Einpflanzen und Umtopfen: Man verwendet eine Erde aus gleichen Teilen Torfund Perlite, der man auf 1 1 des Gemischs etwa 3 g kohlensauren Kalk zusetzt. Auch käufliche Blumenerden oder selbsthergestellte Mischungen aus Torf und Komposterde sind geeignet. Im allgemeinen reichen für die Kultur von Rechsteineria Töpfe mit einem Durchmesser von 10 cm aus.

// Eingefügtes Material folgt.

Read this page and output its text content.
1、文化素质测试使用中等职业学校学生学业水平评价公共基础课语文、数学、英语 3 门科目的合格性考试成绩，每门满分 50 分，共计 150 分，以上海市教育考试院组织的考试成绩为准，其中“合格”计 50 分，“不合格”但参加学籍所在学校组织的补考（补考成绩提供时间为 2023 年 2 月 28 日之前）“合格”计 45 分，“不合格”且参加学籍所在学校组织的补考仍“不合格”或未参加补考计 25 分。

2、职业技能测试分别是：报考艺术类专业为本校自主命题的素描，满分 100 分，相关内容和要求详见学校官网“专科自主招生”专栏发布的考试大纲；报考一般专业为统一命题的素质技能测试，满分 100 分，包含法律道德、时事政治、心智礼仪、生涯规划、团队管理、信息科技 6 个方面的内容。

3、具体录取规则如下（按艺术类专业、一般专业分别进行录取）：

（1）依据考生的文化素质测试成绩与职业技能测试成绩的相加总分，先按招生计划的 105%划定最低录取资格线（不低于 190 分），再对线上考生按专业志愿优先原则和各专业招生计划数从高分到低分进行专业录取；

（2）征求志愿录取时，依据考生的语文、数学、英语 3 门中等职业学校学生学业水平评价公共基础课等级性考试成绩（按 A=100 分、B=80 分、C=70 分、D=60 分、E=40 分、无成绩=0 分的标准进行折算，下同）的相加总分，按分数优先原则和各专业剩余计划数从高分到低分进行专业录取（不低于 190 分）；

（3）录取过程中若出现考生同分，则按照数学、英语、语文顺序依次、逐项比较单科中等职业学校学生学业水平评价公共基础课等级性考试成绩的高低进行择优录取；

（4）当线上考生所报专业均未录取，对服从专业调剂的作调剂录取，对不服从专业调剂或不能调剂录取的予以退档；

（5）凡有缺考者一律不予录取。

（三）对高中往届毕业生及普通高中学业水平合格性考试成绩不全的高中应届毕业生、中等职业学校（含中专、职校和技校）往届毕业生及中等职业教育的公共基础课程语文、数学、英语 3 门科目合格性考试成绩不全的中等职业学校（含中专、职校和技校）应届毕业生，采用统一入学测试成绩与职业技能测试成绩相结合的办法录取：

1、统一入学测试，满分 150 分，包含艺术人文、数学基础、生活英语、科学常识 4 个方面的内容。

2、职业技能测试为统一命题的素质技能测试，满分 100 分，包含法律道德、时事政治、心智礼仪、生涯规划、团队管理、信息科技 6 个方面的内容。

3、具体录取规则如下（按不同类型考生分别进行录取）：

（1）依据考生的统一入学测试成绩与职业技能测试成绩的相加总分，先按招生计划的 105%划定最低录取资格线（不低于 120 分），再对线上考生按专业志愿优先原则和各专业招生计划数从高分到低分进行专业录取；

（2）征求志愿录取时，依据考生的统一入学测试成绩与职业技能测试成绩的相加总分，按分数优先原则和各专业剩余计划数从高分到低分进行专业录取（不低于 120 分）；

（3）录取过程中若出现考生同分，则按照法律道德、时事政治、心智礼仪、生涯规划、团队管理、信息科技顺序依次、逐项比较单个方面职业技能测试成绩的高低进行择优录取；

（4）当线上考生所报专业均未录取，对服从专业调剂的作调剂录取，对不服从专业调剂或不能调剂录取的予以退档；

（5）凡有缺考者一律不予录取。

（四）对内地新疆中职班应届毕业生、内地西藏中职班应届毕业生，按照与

Die überwinternden Knollen werden im Frühjahr zunächst in einen 8-cm-Topf in das oben erwähnte Gemisch ausgelegt und heranwachsende Pflanzen später umgetopft. Es ist wichtig, dass bis zur Ausbildung von Blättern nur vorsichtig gegossen wird und entsprechend der Entwicklung der Blätter die Wassergaben gesteigert werden.

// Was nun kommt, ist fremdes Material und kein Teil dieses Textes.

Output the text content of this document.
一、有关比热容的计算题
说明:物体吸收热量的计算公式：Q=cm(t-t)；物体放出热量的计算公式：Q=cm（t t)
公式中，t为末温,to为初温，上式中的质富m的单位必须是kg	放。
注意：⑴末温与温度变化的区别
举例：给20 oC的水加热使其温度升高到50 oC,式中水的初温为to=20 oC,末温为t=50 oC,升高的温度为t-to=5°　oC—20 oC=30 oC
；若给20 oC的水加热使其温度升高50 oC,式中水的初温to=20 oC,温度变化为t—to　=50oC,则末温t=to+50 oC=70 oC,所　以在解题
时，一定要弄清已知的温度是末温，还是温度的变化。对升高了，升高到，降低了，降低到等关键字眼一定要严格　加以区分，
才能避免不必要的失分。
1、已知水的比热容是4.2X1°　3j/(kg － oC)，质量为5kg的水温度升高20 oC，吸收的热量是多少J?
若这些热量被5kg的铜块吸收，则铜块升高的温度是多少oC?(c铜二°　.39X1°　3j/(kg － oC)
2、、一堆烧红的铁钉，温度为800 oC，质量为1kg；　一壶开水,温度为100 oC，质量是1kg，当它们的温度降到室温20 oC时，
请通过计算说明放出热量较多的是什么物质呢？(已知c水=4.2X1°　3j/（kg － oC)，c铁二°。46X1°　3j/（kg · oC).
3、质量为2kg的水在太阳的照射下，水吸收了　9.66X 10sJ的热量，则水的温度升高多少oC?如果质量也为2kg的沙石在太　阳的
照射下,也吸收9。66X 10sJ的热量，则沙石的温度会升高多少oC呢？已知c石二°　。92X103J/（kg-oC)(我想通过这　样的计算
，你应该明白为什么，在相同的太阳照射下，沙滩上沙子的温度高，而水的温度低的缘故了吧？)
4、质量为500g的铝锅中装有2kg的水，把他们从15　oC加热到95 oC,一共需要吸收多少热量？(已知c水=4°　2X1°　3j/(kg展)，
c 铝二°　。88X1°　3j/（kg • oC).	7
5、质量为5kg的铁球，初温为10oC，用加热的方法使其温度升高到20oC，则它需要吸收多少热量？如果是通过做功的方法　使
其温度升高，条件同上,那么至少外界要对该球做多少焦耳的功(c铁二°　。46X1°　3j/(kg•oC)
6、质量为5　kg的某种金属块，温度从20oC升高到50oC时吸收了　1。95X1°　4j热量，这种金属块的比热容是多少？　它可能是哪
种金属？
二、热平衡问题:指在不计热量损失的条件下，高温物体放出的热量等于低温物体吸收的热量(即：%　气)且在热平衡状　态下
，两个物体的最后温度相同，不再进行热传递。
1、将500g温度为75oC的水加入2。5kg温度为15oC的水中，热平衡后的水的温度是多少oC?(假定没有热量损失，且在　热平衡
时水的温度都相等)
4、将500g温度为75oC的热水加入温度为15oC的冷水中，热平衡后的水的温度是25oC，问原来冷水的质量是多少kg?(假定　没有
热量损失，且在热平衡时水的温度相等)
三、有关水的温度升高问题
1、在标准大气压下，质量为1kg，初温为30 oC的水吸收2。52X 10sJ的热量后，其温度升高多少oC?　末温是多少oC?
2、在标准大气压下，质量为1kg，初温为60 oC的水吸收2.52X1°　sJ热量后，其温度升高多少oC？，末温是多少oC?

Vermehrung: Im allgemeinen werden die einmal vorhandenen Pflanzen bzw. Knollen alljährlich wieder angetrieben, so dass man auf diese Weise stets eigene Pflanzen nachziehen kann.

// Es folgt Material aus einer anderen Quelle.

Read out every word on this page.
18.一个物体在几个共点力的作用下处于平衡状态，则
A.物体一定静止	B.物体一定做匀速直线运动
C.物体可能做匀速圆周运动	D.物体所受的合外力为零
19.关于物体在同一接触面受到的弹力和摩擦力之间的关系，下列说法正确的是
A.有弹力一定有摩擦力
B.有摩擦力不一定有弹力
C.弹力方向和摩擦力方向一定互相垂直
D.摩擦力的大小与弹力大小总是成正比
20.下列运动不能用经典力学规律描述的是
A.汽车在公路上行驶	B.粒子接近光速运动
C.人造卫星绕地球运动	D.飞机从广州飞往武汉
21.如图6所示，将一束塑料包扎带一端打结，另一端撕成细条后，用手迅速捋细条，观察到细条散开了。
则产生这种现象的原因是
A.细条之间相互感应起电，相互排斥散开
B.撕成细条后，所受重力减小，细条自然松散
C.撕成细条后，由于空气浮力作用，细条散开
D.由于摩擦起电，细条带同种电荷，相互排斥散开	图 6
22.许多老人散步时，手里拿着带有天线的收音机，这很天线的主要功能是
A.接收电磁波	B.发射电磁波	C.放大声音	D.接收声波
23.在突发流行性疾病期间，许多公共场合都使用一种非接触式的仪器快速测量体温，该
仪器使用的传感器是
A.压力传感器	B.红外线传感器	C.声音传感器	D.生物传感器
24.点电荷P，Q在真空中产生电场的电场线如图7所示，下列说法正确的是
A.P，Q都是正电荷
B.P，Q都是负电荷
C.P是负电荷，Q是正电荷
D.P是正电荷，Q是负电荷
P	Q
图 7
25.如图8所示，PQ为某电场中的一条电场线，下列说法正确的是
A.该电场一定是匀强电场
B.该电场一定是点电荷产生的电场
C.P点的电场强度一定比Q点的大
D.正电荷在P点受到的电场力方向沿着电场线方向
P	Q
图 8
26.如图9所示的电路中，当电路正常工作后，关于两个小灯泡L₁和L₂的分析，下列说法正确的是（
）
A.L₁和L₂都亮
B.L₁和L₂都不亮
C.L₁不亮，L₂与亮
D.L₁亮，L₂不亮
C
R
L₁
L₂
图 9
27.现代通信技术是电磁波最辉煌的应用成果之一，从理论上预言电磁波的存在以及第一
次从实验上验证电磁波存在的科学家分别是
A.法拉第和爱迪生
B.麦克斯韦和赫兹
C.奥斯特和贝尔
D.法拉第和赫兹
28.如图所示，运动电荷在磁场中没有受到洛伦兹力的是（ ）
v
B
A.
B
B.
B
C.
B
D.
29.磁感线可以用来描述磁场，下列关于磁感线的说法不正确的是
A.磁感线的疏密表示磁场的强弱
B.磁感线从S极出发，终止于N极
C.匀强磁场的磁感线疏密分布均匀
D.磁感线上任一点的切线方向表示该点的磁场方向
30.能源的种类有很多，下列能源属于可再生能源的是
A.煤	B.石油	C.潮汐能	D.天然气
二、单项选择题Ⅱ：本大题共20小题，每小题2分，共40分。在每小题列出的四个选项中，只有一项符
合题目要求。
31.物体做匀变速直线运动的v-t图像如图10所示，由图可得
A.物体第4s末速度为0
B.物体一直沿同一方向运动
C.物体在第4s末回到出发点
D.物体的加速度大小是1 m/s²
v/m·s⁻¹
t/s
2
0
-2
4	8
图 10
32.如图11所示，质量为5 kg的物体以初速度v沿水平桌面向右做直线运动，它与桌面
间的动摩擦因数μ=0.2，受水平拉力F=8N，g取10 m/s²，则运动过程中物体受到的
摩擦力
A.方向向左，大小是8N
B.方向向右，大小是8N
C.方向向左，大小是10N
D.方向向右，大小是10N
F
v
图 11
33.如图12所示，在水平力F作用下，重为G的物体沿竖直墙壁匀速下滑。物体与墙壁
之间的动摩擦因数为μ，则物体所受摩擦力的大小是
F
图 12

Es ist auch eine Vermehrung durch Aussaat möglich. Sie kann aber nur von dem Blumenfreund vorgenommen werden, der geeignete Kulturbedingungen schaffen kann. Ausgesät wird meistens im Dezember oder Januar in eine humose Blumenerde. Die Samen keimen bei etwa 22 °C. Später müssen die Jungpflanzen, möglichst unter Zuhilfenahme von künstlichem Licht, großgezogen, später pikiert und eingetopft werden. Normal kultivierte Pflanzen blühen etwa nach sieben bis acht Monaten. Es ist auch möglich, Rechsteineria durch Blattstecklinge zu vermehren. Die beste Vermehrungszeit ist der Juli oder August. Entweder werden die Blätter einzeln, ähnlich wie bei Usambaraveilchen, in reinen Sand gesteckt oder die Blätter von ausgereiften Pflanzen auf feuchten Sand ausgelegt. Vorher wird an der Unterseite der Mittelnerv dort eingeschnitten, wo ein Seitennerv abzweigt. An dieser Schnittstelle bilden sich kleine Knollen mit Wurzeln und Augen, aus denen sich wiederum eine Pflanze entwickelt. Die kleinen Pflänzchen werden später in eine humose Erde pikiert.

Schädlinge und Krankheiten: Siehe Gesunde Zimmerpflanzen.

Besondere Hinweise: Die behaarten Blätter der Rechsteineria dürfen nicht mit Wasser besprüht werden, da zurückbleibende Wassertropfen hässliche Flecken auf den Blättern und an den Blüten hervorrufen.